I don't know what to do now. I'm confused. I don't know what to think. I feel like screaming and just running away. I can hear voices in my head, making me dizzy and wanting to puke all my problems out. I know school isn't that much of a big deal, but what i have to go through to be accepted. To be known. To be liked. I just wish judgemental people, would judge, but help. But people nowadays just know how to judge, without even trying to get to know the person. I'm tired of getting judged with how i dress, if i wear tudung or not, or if i listen to hardcore. At least i know what i have to do as a muslim. Pray, doa, puasa. I know all of those things. Can't you stop forcing me to do things i'm trying my best to do? It may not affect you as much, but i'm hurt. I'm pressured okay? I'm deeply pressured. I know, as a girl, i'm supposed to cover up and conceal the things i'm not supposed to show to the world.

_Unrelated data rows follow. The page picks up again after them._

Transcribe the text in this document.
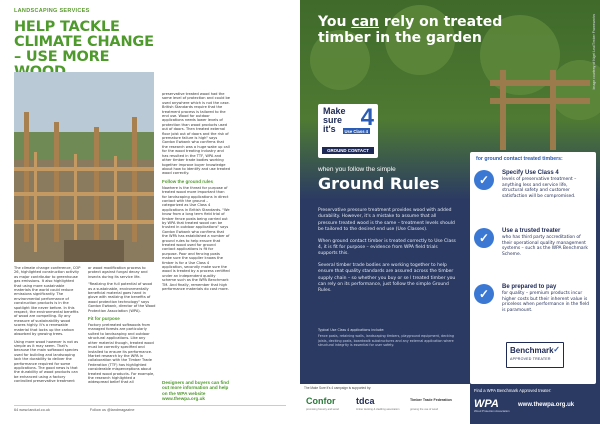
LANDSCAPING SERVICES
HELP TACKLE CLIMATE CHANGE – USE MORE

The climate change conference, COP 26, highlighted construction activity as major contributor to greenhouse gas emissions. It also highlighted that using more sustainable materials the world could reduce emissions significantly. The environmental performance of construction products is in the spotlight like never before. In this respect, the environmental benefits of wood are compelling. By any measure of sustainability wood scores highly. It's a renewable material that locks up the carbon absorbed by growing trees.

Using more wood however is not as simple as it may seem. That's because the main softwood species used for building and landscaping lack the durability to deliver the performance required for some applications. The good news is that the durability of wood products can be enhanced using a factory controlled preservative treatment

or wood modification process to protect against fungal decay and insects during its service life.

"Realizing the full potential of wood as a sustainable, environmentally beneficial material goes hand in glove with realizing the benefits of wood protection technology" says Gordon Ewbank, director of the Wood Protection Association (WPA).

Fit for purpose

Factory pretreated softwoods from managed forests are particularly suited to landscaping and outdoor structural applications. Like any other material though, treated wood must be correctly specified and installed to ensure its performance. Market research by the WPA in collaboration with the Timber Trade Federation (TTF) has highlighted considerable misperceptions about treated wood products. For example, the research highlighted a widespread belief that all

preservative treated wood had the same level of protection and could be used anywhere which is not the case. British Standards require that the treatment process is tailored to the end use. Wood for outdoor applications needs lower levels of protection than wood products used out of doors. Then treated external floor joist out of doors and the risk of premature failure is high" says Gordon Ewbank who confirms that the research was a huge wake up call for the wood treating industry and has resulted in the TTF, WPA and other timber trade bodies working together improve buyer knowledge about how to identify and use treated wood correctly.

Follow the ground rules

Nowhere is the threat for purpose of treated wood more important than for landscaping applications in direct contact with the ground – categorized as Use Class 4 applications in British Standards. "We know from a long term field trial of timber fence posts being carried out by WPA that treated wood can be trusted in outdoor applications" says Gordon Ewbank who confirms that the WPA has established a number of ground rules to help ensure that treated wood used for ground contact applications is fit for purpose. Poor and fencing posts make sure the supplier knows the timber is for a Use Class 4 application, secondly make sure the wood is treated by a process certified under an independent quality scheme such as the WPA Benchmark TM. And finally, remember that high performance materials do cost more.

Designers and buyers can find out more information and help on the WPA website www.thewpa.org.uk
64 www.landud.co.uk	Follow us @landmagazine
You can rely on treated timber in the garden	Image courtesy of Nigel Lea/Timber Frameworks
Make
sure
it's	Use Class 4
4
GROUND CONTACT
when you follow the simple
Ground Rules

Preservative pressure treatment provides wood with added durability. However, it's a mistake to assume that all pressure treated wood is the same – treatment levels should be tailored to the desired end use (Use Classes).

When ground contact timber is treated correctly to Use Class 4, it is fit for purpose – evidence from WPA field trials supports this.

Several timber trade bodies are working together to help ensure that quality standards are assured across the timber supply chain – so whether you buy or se l treated timber you can rely on its performance, just follow the simple Ground Rules.

Typical Use Class 4 applications include:
Fence posts, retaining walls, landscaping timbers, playground equipment, decking joists, decking posts, boardwalk substructures and any external application where structural integrity is essential for user safety.
for ground contact treated timbers:
✓	Specify Use Class 4
levels of preservative treatment – anything less and service life, structural safety and customer satisfaction will be compromised.
✓	Use a trusted treater
who has third party accreditation of their operational quality management systems – such as the WPA Benchmark Scheme.
✓	Be prepared to pay
for quality – premium products incur higher costs but their inherent value is priceless when performance in the field is paramount.
Benchmark
APPROVED TREATER
✓
Find a WPA Benchmark Approved treater:
WPA
Wood Protection Association
www.thewpa.org.uk
The Make Sure it's 4 campaign is supported by:
Confor
promoting forestry and wood
tdca
timber decking & cladding association
Timber Trade Federation
growing the use of wood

But i'm really trying my best. Just because i take fashion in my school doesn't mean i go out in bikini's and wear short dresses showing bare legs. I wear jeans, long pants, long skirts, just like everyone else. Why do i still get judged? Getting pushed to do something, isn't a nice feeling. Why can't i just get support? Why does it have to be "ala budak tu tak pakai tudung, maksiat je la kerja dia"? I'm not a bad person. I've never killed anyone. I don't swear. I don't lie. I believe in Allah. I try my best to make everyone happy. Why can't people do the same?  Even my ustazah judges me. My ustaz as well. I want to make my own decisions but with all the pressure, it isn't exactly making me think right. My head feels like it wants to explode. I'm confused. I'm tired of listening to what people have to say. I can't take it anymore. I just can't.